FRONTIÈRES
Le ministre de l’Intérieur, Hermann Immongault, a présenté ce lundi 26 mai 2025 devant le Sénat de la transition un exposé détaillé sur l’état des frontières du Gabon. Lors de cette séance plénière exceptionnelle, le ministre a dressé un tableau lucide et nuancé des enjeux frontaliers, entre défis sécuritaires, conflits territoriaux non résolus et volonté politique de développement intégré.
2 566 km de frontières à surveiller
Le Gabon partage 2 566 kilomètres de frontières terrestres avec trois pays voisins : 1 918 km avec la République du Congo, 295 km avec le Cameroun (comprenant une portion fluviale), et 353 km avec la Guinée équatoriale. Ce linéaire frontalier est régi par des textes hérités de la période coloniale, mais certaines zones restent contestées ou mal délimitées.
Des zones litigieuses toujours en discussion
Concernant la frontière avec le Congo, plusieurs différends sont en suspens, notamment dans les zones de l'Ogooué-Ivindo, dans la Ngounié (ancien village Miki), le Mont Foiri, Amabanda, la lagune Bagnoindi, et la zone de MouliguiBinza. L’occupation présumée de 5 000 km² de territoire gabonais dans la région d’Okondja par le Congo est également préoccupante. D’autres litiges sont localisés à Mékambo (Ogooué-Ivindo) et à Dinga (Ogooué-Lolo), où des ressources naturelles seraient exploitées illégalement.
La délimitation maritime entre les deux pays reste floue, bien qu’un point de départ reconnu soit situé à l’embouchure de la lagune Mikunji. Cette délimitation est essentielle pour l’extension du plateau continental gabonais.
Progrès avec le Cameroun, tensions avec la Guinée équatoriale
Avec le Cameroun, la situation est en nette amélioration grâce à des missions conjointes de terrain. Un accord global sur la délimitation existe, sans occupation répertoriée, mais la démarcation effective reste à finaliser.
La situation est plus complexe avec la Guinée équatoriale.
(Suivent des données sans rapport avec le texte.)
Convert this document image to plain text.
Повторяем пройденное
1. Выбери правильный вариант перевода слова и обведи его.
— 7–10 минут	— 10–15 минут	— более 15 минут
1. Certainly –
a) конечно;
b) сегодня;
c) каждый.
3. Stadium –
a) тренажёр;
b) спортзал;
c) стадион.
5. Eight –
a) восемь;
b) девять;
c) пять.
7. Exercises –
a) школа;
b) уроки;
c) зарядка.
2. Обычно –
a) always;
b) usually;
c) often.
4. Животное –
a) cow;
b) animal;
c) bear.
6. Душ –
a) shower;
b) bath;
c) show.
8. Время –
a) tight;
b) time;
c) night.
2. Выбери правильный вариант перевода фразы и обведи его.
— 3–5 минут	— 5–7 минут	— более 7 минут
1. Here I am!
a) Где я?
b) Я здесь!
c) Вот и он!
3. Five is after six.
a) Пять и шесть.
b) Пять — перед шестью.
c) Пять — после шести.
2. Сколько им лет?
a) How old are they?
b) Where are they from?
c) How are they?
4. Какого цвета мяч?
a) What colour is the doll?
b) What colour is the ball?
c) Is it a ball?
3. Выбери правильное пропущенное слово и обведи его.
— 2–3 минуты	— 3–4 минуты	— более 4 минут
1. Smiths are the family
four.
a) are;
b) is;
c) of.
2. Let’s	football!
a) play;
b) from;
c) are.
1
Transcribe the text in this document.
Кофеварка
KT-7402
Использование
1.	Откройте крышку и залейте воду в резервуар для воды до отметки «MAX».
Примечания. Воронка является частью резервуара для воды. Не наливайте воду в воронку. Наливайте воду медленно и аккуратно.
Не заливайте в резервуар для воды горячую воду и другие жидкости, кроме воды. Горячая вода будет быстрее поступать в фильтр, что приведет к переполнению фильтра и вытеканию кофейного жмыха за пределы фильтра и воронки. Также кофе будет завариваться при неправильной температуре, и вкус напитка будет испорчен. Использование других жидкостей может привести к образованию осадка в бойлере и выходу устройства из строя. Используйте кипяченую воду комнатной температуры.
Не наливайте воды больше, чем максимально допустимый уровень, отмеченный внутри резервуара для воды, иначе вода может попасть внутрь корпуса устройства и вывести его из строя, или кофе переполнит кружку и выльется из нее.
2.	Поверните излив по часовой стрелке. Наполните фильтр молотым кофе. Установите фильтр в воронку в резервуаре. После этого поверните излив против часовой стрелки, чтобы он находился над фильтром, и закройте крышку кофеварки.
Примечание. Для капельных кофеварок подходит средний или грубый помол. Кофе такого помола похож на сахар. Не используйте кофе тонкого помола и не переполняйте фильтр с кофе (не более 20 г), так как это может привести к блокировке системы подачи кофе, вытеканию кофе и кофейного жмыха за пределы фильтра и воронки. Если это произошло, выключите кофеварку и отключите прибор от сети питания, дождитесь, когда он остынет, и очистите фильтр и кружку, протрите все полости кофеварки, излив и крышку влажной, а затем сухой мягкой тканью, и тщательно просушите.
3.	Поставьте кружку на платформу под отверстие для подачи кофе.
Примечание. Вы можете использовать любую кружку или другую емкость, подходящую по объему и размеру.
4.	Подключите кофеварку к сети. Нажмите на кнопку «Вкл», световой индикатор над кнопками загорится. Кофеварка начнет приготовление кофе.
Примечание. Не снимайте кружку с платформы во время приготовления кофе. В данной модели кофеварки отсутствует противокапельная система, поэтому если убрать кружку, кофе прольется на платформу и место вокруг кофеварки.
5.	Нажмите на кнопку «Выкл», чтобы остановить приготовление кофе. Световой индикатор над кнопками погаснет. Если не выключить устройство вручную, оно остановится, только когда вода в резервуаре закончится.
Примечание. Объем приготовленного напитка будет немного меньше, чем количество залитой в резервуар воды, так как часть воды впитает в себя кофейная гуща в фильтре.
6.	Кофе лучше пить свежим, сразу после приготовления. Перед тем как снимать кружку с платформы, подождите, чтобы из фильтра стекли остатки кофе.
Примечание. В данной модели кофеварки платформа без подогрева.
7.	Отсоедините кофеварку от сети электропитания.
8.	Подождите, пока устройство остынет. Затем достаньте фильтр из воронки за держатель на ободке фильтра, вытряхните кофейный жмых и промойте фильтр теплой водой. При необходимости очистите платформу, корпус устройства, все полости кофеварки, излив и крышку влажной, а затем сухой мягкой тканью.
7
Le ministre Hermann Immongault a rappelé que près de 476 km² du territoire gabonais sont actuellement occupés par la Guinée équatoriale, alors que le Gabon en occupe environ 63 km² dans la zone de Medouneu. Le différend autour de l'île Mbanié persiste, alimenté par le rejet par Malabo d’une convention signée en 1974 sur la délimitation des frontières.
Mouvements transfrontaliers incontrôlés : un enjeu important
Au-delà des conflits territoriaux, Hermann Immongault a mis en exergue les défis quotidiens liés aux mouvements transfrontaliers non contrôlés : immigration clandestine, braconnage, contrebande, exploitation illégale des ressources naturelles. Ces phénomènes, selon le membre du gouvernement, sont aggravés par la faible densité démographique, le manque d'infrastructures et l'insuffisance des moyens logistiques et humains pour surveiller efficacement ces zones.
Frontières : de zones sensibles à espaces de développement
Le ministre a plaidé pour une « occupation plus intensive du territoire » en transformant les zones frontalières en pôles de développement durable. Cela passerait par la construction d’infrastructures (routes, écoles, hôpitaux, marchés transfrontaliers), la création d’activités économiques locales, et une présence administrative renforcée. Il s’agit aussi de renforcer la gouvernance locale et la décentralisation, dans le cadre du Plan national de développement 2025-2030.
Une politique frontalière au cœur de la souveraineté nationale
Pour le ministre Hermann Immongault, les frontières du Gabon doivent être perçues non seulement comme des lignes de défense, mais aussi comme des passerelles de coopération régionale. En tant que membre de la Communauté économique des États de l’Afrique centrale (CEEAC), le Gabon mise sur la gestion commune des frontières pour promouvoir la paix, la sécurité et la libre circulation des biens et des personnes.
« Ces frontières ne sont pas seulement des lignes sur une carte, elles incarnent l’avenir d’une paix prospère »
a conclu le ministre devant les sénateurs.